Behind them, Max Verstappen was losing his mind. The Dutchman had dropped positions at the start and was stuck behind the Haas duo of Magnussen and Grosjean. He was faster, but the Haas was wide, and the dirty air was destroying his tires.

On Lap 10, Verstappen snapped. He threw the Red Bull down the inside of Magnussen at Turn 3. He was too fast, too angry. The car understeered wildly, washing out over the curbs and onto the grass. The Red Bull spun 360 degrees. Verstappen caught it with supernatural car control, keeping the engine running and rejoining, but the damage was done. He had fallen to eighth.

The tire phase was shifting. The supersofts were entering the graining phase. The grip was falling away.

Hamilton sensed the moment. He needed to build a pit window, a gap of about twenty-three seconds, to pit and rejoin in clear air, preferably ahead of the midfield traffic.
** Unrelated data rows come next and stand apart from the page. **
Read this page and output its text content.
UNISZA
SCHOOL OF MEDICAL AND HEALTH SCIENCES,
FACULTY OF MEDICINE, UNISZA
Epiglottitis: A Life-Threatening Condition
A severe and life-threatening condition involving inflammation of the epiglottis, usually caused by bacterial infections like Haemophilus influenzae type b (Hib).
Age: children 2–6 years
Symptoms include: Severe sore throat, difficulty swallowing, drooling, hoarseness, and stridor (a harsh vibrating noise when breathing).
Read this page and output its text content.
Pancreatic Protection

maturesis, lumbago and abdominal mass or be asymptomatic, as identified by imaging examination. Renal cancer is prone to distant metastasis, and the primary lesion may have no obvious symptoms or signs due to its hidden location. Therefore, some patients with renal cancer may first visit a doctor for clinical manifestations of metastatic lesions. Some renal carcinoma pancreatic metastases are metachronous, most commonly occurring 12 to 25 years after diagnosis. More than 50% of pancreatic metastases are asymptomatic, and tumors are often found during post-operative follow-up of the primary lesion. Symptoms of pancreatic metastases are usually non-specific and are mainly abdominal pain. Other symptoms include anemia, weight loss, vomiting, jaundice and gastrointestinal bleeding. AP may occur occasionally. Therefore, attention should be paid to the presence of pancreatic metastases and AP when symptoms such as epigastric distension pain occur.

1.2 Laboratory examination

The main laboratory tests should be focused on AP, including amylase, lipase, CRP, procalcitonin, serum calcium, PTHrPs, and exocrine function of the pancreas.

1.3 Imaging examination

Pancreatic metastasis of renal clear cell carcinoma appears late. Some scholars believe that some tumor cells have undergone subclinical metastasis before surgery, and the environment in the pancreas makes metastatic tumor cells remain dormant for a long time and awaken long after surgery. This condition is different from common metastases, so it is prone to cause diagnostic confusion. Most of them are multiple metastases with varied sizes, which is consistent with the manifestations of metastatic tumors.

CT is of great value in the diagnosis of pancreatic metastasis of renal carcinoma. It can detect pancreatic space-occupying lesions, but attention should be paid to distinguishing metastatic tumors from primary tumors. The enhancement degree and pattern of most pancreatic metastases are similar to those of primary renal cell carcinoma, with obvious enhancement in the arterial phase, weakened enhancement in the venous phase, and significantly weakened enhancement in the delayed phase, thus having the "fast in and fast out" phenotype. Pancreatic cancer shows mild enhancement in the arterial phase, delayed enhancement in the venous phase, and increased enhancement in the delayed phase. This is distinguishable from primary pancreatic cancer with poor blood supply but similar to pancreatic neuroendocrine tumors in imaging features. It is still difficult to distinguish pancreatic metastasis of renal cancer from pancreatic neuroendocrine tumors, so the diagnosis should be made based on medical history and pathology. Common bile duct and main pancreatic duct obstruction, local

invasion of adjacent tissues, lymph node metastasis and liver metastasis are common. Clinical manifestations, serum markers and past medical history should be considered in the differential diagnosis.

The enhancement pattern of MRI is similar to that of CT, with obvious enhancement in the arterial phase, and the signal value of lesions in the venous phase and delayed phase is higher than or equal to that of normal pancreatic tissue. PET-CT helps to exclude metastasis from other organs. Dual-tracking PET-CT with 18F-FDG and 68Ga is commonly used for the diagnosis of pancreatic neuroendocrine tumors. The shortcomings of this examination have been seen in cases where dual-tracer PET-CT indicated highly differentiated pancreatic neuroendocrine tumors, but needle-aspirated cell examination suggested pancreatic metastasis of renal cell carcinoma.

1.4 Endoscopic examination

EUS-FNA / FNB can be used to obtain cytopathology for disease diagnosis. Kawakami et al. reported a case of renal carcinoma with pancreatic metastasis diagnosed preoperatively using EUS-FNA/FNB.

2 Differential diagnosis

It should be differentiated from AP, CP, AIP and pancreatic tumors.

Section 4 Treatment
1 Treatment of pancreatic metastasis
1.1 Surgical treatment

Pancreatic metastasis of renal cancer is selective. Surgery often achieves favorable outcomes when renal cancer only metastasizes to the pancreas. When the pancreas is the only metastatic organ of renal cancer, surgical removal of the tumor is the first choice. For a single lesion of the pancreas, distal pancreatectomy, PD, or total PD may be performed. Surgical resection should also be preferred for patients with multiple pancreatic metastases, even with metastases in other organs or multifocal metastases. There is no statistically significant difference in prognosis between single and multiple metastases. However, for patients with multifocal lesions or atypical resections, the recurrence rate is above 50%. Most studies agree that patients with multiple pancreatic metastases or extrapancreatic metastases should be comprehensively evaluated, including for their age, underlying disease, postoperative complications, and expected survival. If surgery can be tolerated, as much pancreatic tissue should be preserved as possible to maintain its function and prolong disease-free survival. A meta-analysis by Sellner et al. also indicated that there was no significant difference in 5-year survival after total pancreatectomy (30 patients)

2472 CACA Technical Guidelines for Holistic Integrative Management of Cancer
"Hammer time," the call came from the Mercedes pit wall.

Hamilton dropped the hammer. He switched engine modes and began to push, setting purple sectors.

Kai saw the lap times on his dash. "Requesting push mode."

"Approved. Plan A. Keep the pressure on."

The chase was on.

"Hamilton sets a new fastest lap," Croft commentated. "But look at the Ferrari! Kai goes purple in Sector 1!"

"He's not letting him go," Brundle said, his voice rising. "Hamilton is trying to break the tow to open that pit window, but Kai is matching him tenth for tenth. This is impressive pace management."

"Sector 2, purple for Kai!"

The timing screens lit up. It was a heavyweight slugfest. Hamilton pushed, Kai responded. The gap hovered at two seconds, refusing to grow.

Then, a new name flashed at the top of the timing tower.

"Vettel goes purple in Sector 1!"

The German had arrived. The three-way battle for the Australian Grand Prix was officially on.